The barriers to net zero are no longer primarily technological, but an issue of behaviour. There is no shortage of viable climate solutions, what we must focus on now is driving their uptake by businesses and consumers. Ultimately, we need to make sustainable behaviours more desirable across entire circular supply chains.
AI can be used to consider a far greater range of human factors which dictate the adoption of sustainable solutions. AI’s ability to synthesise many competing perspectives can help leaders to understand the people in their value chains on a much larger scale.
One of my favourite examples here is in the use of satellite imagery combined with AI. Several organisations are using computer vision with increasingly sophisticated models built to detect deforestation, predict wildfires, or recommend the right amount of fertiliser and irrigation to farmers in water-stressed areas. Digital tools, often with very simple interfaces like text messages, can help individuals combine their local knowledge with global interconnected insights.
Currently the technology uses huge amounts of energy, and has regularly been said to have an alarming carbon footprint. Is it really worth it for the analysis it can offer up?
AI’s energy and water consumption is significant, and we clearly have to match investment in new AI data centres with investment in renewable energy.

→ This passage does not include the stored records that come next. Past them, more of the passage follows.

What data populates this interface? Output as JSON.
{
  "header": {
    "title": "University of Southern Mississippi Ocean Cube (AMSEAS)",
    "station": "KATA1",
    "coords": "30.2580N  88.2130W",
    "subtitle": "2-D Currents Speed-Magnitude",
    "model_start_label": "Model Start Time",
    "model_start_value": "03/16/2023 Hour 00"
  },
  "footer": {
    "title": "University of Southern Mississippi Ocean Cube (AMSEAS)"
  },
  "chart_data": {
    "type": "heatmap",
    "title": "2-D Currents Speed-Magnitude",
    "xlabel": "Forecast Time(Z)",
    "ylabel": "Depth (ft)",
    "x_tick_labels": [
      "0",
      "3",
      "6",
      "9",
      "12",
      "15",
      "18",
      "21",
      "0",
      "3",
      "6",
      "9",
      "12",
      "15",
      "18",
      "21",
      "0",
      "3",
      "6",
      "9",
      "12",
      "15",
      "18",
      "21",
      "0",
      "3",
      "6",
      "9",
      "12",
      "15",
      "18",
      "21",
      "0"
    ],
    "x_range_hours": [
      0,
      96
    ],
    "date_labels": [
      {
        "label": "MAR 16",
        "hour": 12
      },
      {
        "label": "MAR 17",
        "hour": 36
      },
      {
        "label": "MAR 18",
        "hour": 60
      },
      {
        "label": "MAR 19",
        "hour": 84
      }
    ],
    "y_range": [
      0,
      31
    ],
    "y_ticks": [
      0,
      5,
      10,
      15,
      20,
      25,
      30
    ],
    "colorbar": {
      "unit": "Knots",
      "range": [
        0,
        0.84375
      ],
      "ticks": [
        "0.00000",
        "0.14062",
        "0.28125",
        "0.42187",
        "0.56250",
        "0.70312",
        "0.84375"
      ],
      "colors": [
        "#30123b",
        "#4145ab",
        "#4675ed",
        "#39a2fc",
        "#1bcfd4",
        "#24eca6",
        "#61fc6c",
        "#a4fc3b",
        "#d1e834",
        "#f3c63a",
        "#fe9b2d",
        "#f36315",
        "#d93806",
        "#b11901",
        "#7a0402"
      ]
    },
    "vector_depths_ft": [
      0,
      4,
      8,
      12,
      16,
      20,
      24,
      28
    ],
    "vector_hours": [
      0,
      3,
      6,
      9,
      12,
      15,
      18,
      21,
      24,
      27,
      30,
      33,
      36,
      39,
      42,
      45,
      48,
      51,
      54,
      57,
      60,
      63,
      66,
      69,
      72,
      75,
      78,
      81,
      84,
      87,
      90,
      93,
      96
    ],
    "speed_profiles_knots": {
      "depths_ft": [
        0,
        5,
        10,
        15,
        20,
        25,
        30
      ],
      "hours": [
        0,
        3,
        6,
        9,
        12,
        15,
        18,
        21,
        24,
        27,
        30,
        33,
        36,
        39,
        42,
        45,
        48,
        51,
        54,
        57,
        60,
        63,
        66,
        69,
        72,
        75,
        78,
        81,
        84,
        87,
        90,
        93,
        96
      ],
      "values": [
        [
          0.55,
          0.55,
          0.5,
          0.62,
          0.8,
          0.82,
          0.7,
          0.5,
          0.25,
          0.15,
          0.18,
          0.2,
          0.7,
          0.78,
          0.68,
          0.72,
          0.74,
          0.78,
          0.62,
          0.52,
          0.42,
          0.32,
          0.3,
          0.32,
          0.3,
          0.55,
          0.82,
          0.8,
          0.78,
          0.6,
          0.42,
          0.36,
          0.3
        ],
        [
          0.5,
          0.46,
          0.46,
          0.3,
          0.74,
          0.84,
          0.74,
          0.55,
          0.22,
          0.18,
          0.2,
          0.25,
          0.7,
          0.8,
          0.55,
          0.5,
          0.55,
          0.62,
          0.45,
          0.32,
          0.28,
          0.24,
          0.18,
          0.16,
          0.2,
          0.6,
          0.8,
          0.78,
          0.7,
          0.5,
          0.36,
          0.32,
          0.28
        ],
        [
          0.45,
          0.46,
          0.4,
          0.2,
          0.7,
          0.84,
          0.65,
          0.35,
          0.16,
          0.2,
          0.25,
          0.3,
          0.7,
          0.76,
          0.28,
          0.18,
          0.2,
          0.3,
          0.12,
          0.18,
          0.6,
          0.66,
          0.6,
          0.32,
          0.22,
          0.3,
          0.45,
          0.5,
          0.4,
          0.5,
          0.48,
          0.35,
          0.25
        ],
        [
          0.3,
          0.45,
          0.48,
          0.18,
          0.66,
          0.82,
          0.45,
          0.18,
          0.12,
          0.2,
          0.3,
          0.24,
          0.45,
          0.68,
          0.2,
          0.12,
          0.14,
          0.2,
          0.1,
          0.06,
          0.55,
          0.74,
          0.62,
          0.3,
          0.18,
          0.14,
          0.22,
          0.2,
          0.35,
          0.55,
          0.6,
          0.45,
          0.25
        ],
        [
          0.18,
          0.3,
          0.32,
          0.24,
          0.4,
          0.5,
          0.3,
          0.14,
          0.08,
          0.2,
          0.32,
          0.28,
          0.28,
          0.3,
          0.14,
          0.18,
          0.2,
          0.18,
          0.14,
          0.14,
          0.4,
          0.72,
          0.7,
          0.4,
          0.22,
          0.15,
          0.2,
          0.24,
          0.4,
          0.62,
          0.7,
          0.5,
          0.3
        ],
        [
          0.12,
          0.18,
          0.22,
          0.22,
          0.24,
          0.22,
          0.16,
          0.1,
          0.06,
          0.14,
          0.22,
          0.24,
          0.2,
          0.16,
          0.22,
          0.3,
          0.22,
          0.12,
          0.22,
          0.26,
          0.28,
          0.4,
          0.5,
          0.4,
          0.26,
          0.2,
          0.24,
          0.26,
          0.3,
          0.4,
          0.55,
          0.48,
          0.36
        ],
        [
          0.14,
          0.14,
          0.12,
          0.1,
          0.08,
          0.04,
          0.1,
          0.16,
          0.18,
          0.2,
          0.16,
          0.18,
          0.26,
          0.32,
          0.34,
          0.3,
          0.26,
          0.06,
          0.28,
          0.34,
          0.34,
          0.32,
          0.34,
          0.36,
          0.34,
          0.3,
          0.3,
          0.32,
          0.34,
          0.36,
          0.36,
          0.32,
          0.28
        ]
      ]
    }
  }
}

However, it is hard to imagine us achieving the change that a circular economy requires without the help of AI. We need to redesign products, business models and entire supply chains for a world which aligns commercial and environmental objectives. CEOs who are used to thinking about their customers need to consider everyone who could be affected by the manufacture and use of that product. CFOs who are adept at measuring the financial health of their business must also consider the health of the ecosystems they rely on.
We recently undertook research to quantify how collaborating with AI can address divergent and complex sustainability challenges, revealing that AI collaboration can increase innovation in the design of sustainable products and services by 56%. The value of AI’s imaginative abilities in problem-solving for the climate crisis should not be underestimated.